Contaminated Products Insurance Claims: How to Check the Costs of a Product Recall

  • Date17 November, 2016
  • Author Mark Mangan
  • Location EMEA

Liability Claims

The number of food product recalls reported in the UK through the FSA (Food Standards Agency) rose 78% in 2015. With many UK businesses operating internationally, a product recall situation can impact many countries and cost millions of pounds in recall related costs, associated sales losses; not to mention the potential damage to a company’s brand and the loss of public confidence.

A Contaminated Products Insurance policy may provide cover for economic losses resulting from a product recall but what type of costs should insurers expect when handling product recall claims? Cover is typically provided under three main areas: recall related costs, loss of profits and rehabilitation expenses.

1. Recall Related Costs

The immediate actions following the discovery of an issue typically focus on determining the extent of the product recall needed. Following this phase, affected stock will be withdrawn from the marketplace and replaced, and the affected product destroyed.

It is important to confirm that the recalled stock is affected stock only and not stock that would have been destroyed anyway, for example, discontinued stock or product that is past its sell by date. Cover for recalled stock is typically “the cost to replace” the affected product. Care needs to be taken to properly understand the basis of valuation in the claim. As there are different cost conventions used to value stock for financial reporting purposes, the insurers and their respected advisers would need to ensure fixed costs are evaluated in line with the policy cover to avoid an overstated recovery. Therefore, as well as verifying the volume of stock is appropriately captured, a detailed costing exercise should be performed to confirm that only costs directly linked to the manufacture of stock are included in the claim.

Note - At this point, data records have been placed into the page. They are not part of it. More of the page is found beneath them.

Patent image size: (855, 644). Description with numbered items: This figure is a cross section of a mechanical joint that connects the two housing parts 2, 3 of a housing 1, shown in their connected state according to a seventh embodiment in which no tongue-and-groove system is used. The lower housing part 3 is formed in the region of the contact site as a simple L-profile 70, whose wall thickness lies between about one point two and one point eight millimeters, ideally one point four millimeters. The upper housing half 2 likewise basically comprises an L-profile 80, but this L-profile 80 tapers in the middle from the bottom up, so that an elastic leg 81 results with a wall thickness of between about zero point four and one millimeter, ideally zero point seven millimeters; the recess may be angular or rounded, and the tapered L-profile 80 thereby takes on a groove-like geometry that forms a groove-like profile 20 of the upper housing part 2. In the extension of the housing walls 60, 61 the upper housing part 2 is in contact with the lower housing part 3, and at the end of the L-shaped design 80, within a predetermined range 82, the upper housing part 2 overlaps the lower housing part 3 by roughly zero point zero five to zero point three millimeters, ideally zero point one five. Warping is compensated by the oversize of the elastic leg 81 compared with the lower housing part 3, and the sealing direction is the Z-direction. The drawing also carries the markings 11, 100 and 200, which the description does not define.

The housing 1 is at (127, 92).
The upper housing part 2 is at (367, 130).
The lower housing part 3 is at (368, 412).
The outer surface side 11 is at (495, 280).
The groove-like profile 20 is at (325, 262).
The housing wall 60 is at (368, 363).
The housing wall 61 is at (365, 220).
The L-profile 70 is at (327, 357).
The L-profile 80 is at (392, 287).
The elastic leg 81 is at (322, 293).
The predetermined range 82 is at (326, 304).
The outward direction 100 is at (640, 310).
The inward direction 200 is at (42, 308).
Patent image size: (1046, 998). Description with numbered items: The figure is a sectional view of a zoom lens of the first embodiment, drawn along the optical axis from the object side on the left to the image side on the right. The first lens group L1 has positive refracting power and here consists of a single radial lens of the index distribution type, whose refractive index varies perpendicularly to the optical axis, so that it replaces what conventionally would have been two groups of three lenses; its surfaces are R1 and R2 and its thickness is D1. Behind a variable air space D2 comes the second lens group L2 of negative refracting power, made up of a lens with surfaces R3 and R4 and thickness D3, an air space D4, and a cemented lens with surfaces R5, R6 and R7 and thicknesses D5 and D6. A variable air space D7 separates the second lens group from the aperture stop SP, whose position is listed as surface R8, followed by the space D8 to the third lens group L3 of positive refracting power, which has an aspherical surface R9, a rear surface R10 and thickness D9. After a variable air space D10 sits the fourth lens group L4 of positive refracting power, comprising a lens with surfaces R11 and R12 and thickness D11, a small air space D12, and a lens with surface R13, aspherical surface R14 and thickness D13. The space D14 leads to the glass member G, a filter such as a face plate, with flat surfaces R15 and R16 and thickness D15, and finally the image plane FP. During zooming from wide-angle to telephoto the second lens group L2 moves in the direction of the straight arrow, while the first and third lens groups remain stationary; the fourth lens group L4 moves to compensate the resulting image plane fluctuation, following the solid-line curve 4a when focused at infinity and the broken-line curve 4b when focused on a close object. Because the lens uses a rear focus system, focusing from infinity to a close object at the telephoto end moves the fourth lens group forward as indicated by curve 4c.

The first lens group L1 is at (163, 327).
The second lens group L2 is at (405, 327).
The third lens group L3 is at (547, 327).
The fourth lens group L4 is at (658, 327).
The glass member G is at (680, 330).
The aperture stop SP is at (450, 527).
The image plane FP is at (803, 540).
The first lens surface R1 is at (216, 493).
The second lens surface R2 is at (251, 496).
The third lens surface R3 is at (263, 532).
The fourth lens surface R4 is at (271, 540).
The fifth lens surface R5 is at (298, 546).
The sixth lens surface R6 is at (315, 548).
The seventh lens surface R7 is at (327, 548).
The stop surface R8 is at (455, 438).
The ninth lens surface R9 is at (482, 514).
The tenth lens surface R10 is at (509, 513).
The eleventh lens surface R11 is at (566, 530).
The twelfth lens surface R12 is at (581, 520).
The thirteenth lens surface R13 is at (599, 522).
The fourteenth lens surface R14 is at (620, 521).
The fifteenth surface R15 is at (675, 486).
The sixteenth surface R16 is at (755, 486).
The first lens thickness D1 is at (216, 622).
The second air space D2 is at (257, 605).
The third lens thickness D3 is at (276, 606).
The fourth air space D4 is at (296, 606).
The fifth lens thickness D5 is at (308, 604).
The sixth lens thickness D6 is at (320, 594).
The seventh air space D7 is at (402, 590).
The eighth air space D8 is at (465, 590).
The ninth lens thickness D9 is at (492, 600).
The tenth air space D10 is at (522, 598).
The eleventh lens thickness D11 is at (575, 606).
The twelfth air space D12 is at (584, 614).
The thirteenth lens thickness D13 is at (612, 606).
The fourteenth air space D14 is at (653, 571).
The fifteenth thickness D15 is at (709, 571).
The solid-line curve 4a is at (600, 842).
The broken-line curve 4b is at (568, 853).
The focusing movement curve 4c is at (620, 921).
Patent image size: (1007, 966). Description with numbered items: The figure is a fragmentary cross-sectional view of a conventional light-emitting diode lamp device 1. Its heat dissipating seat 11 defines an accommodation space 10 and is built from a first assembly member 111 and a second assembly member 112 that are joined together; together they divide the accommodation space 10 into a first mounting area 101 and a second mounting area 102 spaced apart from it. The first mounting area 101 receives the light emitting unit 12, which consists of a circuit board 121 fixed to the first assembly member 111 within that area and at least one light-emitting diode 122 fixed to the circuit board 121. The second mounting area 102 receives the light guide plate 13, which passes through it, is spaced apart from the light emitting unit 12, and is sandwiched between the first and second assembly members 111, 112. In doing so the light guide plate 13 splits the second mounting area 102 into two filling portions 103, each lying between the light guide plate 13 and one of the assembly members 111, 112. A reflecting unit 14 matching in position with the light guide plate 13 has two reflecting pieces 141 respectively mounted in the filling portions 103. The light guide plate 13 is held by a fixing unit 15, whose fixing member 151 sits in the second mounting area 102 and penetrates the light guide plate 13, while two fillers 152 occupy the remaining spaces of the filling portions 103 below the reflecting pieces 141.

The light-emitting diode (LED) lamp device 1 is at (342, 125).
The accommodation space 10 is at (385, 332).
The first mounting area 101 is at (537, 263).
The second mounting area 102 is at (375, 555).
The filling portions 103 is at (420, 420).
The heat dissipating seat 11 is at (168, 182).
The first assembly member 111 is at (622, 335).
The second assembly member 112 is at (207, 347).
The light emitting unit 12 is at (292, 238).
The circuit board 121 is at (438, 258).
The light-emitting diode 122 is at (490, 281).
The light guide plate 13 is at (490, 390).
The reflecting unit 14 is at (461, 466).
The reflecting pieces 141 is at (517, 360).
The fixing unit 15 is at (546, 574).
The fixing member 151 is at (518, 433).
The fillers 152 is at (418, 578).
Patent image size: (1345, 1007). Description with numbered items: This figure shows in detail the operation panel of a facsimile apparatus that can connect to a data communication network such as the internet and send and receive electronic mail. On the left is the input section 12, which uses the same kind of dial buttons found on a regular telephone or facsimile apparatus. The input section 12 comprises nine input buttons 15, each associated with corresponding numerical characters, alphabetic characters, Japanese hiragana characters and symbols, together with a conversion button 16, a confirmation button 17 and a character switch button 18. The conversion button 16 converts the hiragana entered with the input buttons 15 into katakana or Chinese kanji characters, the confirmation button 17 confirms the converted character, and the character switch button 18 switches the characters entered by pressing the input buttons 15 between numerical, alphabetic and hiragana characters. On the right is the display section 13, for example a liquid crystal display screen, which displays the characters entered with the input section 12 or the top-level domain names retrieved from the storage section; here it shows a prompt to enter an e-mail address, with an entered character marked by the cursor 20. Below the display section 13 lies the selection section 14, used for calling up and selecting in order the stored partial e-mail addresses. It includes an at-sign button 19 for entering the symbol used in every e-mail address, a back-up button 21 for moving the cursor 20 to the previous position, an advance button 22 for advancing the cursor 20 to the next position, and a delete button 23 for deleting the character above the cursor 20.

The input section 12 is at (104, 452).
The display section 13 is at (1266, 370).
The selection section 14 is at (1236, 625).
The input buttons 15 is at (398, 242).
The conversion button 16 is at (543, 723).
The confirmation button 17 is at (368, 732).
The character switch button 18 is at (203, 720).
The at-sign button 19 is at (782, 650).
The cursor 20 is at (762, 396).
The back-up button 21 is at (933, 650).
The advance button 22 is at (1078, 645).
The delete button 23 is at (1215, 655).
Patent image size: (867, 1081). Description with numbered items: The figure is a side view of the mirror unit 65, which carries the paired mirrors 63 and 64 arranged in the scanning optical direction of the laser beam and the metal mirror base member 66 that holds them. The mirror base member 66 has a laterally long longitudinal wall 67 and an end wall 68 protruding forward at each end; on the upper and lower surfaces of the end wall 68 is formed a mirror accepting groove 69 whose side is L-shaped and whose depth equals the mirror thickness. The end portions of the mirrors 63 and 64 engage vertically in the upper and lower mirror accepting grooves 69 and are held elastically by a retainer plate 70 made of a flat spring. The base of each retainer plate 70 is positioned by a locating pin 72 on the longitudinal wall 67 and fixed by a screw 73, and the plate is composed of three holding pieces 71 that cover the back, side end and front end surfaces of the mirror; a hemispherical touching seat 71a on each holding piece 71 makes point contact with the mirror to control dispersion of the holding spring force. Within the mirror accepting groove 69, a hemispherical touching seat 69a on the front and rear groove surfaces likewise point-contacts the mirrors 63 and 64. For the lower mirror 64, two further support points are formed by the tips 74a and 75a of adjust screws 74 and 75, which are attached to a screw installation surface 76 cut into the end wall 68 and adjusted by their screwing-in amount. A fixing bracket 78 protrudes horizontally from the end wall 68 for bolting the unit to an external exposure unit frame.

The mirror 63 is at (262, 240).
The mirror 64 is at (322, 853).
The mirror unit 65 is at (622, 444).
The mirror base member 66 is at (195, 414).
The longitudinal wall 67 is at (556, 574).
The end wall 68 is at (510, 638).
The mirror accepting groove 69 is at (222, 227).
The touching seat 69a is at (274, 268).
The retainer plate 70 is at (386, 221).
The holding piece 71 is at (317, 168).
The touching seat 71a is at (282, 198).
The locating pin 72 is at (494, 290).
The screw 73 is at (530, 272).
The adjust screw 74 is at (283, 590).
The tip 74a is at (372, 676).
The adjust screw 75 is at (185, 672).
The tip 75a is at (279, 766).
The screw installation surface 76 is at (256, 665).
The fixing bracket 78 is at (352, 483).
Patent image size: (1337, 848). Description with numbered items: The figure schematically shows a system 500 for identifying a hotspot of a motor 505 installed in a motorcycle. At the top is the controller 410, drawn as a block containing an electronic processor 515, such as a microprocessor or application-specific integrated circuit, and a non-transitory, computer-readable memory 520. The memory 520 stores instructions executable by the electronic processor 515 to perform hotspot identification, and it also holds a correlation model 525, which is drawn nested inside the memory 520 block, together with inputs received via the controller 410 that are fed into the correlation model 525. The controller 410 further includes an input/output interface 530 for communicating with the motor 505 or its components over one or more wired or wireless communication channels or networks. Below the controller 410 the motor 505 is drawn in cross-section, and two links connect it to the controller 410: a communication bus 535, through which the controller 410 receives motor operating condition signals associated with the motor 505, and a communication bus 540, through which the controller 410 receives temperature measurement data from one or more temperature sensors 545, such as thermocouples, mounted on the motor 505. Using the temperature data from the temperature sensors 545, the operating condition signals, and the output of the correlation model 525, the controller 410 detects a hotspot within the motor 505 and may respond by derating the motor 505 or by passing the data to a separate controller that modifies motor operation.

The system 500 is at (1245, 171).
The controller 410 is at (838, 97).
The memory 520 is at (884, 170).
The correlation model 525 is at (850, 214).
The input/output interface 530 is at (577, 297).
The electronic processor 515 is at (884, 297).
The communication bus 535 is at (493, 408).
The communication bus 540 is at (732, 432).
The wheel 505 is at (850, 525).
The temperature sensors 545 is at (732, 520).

A recall can result in multiple additional costs being incurred such as transportation (to retrieve the affected stock), overtime to manage the recall, storage costs prior to disposal of the affected products and product disposal costs. For all claimed costs it is important to check the detail of the claim and to confirm the costs submitted are additional to costs that would have been incurred irrespective of the recall.

2. Loss of Profits

As with any loss of profits calculation, it is necessary to project what the sales would have been if the incident had not occurred and compare this to what was actually achieved. Depending on the business, and the length of time that sales are impacted, different factors may need to be considered such as weather, competition or planned changes in product offering. A detailed analysis of sales of other products may also be necessary to evaluate potential mitigation through sales of other products as “substitutes” for those affected by the recall.

3. Rehabilitation Expenses

The impact on the reputation and sales of a business following a product recall can be significant. Consumers may be concerned about the on-going safety of products and this may need to be addressed through public relations campaigns or incentives offered to customers. Rehabilitation expenses are those costs incurred in order to ensure the sales or market share of the business are restored to the level expected prior to the incident. In a claim scenario, these may include television, newspaper or billboard advertising.

Insurers and their respective advisers need to know what to expect and how to deal with such claims when they arise. A forensic accountant will consider the insured’s losses and the basis of the claim presented to evaluate the quantum in light of the applicable policy wording. This means giving particular attention to those areas where misunderstanding can typically occur such as the appropriate basis of valuation for the affected stock or projecting the performance of the business irrespective of the recall since if this is not done correctly the impact from a quantum point of view can be significant.

By Mark Mangan. Published in the Insurance Post – November 2016.

The statements or comments contained within this article are based on the author’s own knowledge and experience and do not necessarily represent those of the firm, other partners, our clients, or other business partners.